Expert Tips for Colombian Buñuelos
• Correct Oil Temperature: Ensure the oil is at the right temperature (300–325°F) to avoid greasy or exploded buñuelos. Use a thermometer for accuracy.
• Finely Grated Cheese: Grate your cheese finely to prevent unsightly “freckles” on the buñuelos, which occur if cheese chunks are too large.
• Uniform Sizing: Roll the dough into uniform balls to ensure even frying; this keeps your Colombian buñuelos perfectly crispy and fluffy all around.
• Fry Immediately: For the best texture, fry the buñuelos immediately after preparing the dough. This enhances the airy quality we love.
• Drain Properly: Allow buñuelos to drain on paper towels after frying to remove excess oil, which keeps them from becoming soggy.
Make Ahead Options
These Colombian buñuelos are a fantastic choice for meal prep to save you time during the busy holiday season! You can prepare the dough up to 24 hours in advance by mixing all your ingredients (cheese, cornstarch, cassava flour, sugar, baking soda, salt, egg, and melted butter) and then refrigerating it in an airtight container. To maintain their quality, ensure the dough is well-covered to prevent drying out or absorbing odors. When you’re ready to fry, simply form the buñuelos into balls and fry them as directed. With this prep in place, you’ll enjoy crispy and fluffy Colombian buñuelos without the last-minute rush!

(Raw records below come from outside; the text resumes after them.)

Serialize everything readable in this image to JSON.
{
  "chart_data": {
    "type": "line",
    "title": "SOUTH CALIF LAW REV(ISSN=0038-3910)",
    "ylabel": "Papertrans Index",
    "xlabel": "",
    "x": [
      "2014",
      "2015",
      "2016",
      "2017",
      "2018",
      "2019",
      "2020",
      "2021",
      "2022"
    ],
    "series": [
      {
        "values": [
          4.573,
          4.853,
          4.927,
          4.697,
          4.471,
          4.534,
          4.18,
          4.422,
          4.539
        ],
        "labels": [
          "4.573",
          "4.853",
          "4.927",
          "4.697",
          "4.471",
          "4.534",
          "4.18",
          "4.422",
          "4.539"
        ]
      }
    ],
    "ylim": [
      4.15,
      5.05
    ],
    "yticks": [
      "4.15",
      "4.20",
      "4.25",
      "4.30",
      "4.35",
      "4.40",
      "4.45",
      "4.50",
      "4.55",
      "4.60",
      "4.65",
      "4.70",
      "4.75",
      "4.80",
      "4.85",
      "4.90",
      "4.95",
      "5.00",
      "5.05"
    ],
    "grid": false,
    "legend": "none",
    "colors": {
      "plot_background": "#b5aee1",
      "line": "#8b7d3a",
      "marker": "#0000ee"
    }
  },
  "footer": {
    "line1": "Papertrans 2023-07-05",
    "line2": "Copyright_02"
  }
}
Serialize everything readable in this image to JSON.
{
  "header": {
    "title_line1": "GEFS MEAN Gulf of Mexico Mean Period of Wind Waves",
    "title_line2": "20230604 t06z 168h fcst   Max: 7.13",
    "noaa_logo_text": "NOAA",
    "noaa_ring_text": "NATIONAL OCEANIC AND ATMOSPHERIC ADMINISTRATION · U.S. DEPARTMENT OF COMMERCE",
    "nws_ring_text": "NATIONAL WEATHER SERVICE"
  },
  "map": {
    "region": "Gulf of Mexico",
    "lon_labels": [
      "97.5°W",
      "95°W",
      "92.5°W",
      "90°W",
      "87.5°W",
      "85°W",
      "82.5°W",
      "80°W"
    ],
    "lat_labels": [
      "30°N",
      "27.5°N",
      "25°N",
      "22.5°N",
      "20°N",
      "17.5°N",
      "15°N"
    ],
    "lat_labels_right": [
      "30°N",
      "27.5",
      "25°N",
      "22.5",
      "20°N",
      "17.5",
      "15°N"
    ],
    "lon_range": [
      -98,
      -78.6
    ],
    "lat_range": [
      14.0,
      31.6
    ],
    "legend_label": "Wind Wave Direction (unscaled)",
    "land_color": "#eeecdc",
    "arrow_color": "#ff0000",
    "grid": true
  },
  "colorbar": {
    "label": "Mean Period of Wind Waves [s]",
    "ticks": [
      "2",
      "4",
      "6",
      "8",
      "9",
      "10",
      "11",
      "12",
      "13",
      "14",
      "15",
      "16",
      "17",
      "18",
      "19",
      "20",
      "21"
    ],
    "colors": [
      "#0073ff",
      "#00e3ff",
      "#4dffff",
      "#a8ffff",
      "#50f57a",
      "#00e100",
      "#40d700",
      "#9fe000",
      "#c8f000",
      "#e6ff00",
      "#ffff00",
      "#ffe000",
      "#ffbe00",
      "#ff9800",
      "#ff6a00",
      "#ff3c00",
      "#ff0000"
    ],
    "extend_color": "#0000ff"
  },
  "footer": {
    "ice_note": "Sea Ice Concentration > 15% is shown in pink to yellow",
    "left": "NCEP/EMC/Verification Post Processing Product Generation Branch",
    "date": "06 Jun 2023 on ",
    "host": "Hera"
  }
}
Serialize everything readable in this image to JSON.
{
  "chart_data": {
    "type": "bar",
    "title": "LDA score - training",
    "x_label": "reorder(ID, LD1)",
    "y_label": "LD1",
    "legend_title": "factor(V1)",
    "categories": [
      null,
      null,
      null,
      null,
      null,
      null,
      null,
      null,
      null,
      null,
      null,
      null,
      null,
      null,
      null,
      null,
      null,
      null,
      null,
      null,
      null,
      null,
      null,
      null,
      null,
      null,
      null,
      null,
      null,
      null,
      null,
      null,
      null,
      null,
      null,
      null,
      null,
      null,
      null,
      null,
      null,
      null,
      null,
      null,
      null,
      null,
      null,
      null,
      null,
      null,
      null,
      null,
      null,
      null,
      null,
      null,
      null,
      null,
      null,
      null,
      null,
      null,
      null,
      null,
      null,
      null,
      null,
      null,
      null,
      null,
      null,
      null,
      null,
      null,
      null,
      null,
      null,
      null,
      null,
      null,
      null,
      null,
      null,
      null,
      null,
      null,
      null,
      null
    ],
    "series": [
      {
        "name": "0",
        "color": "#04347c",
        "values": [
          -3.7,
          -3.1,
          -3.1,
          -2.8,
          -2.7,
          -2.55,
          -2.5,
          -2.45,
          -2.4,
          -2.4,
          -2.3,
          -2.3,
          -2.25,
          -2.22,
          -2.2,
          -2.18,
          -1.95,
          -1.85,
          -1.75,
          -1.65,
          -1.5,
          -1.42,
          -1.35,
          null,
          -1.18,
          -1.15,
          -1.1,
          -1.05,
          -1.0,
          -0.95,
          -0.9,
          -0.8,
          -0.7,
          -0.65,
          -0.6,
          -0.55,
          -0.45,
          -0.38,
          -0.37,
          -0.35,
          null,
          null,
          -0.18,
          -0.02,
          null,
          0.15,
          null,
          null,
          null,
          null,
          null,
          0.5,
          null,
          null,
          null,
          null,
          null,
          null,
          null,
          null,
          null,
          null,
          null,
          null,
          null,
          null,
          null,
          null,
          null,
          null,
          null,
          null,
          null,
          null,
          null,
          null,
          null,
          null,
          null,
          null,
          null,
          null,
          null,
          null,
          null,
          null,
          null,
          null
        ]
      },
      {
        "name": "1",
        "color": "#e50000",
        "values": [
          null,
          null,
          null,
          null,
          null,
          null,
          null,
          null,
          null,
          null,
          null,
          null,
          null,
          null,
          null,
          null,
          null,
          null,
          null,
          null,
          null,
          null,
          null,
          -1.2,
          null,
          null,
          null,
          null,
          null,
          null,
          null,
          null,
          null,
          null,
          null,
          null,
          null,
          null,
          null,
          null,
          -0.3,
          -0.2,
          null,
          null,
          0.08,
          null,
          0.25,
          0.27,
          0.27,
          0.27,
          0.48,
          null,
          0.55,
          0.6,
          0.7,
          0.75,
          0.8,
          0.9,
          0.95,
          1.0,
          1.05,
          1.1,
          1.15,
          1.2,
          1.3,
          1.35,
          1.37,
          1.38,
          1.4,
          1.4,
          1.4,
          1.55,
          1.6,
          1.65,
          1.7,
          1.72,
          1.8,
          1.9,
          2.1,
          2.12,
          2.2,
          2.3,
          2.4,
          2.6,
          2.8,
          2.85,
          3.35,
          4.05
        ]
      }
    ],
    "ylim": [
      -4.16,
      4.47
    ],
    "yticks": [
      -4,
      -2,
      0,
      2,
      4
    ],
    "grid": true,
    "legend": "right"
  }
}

Colombian Buñuelos Recipe FAQs
What type of cheese is best for Colombian buñuelos?
For authentic Colombian buñuelos, I recommend using Queso Costeño or Cotija cheese, which imparts a rich, savory flavor. If you can’t find these, a mix of 80% Mexican queso fresco with 20% feta can work wonders too, giving you a delightful taste and texture.
How should I store leftover Colombian buñuelos?
To store leftover buñuelos, let them cool completely, then place them in an airtight container at room temperature. They are best enjoyed fresh but can last for 2-3 days. Just remember to reheat them in the microwave for a few seconds to warm them up before serving again!
Can I freeze Colombian buñuelos?
I advise against freezing Colombian buñuelos since their unique texture can suffer after thawing. However, if you wish to prepare in advance, fry them fresh, store in an airtight container, and enjoy within a couple of days for the best flavor and crunch!
What can I do if my dough is too dry or too wet?
If your dough turns out too dry, gradually add a teaspoon of milk at a time until you reach a smooth consistency. Conversely, if it’s too wet, mix in a little more cornstarch until the dough holds together well. This step is vital for achieving that ideal crispy yet fluffy buñuelo!
Are Colombian buñuelos gluten-free?
Yes! Colombian buñuelos are naturally gluten-free as they are made with cassava flour and cornstarch. Be sure to double-check any cheese you use, as some brands may contain additives, ensuring it’s safe for gluten-sensitive individuals. Enjoy these lovely treats without worry!

Crispy Colombian Buñuelos: A Flavorful Holiday Delight
Ingredients
Equipment
Method
- Preheat oil in a deep fryer or heavy saucepan until it reaches 300–325°F (148–162°C).
- In a large mixing bowl, combine grated cheese, cornstarch, cassava flour, sugar, baking soda, and salt. Mix well.
- Gradually add milk, kneading until a smooth, soft dough forms.
- Roll small portions of the dough into uniform balls, roughly the size of a golf ball.
- Carefully place the buñuelos into hot oil, frying them for 10–12 minutes until golden brown.
- Remove buñuelos from the oil and drain on paper towels. Allow to cool for a few minutes before serving.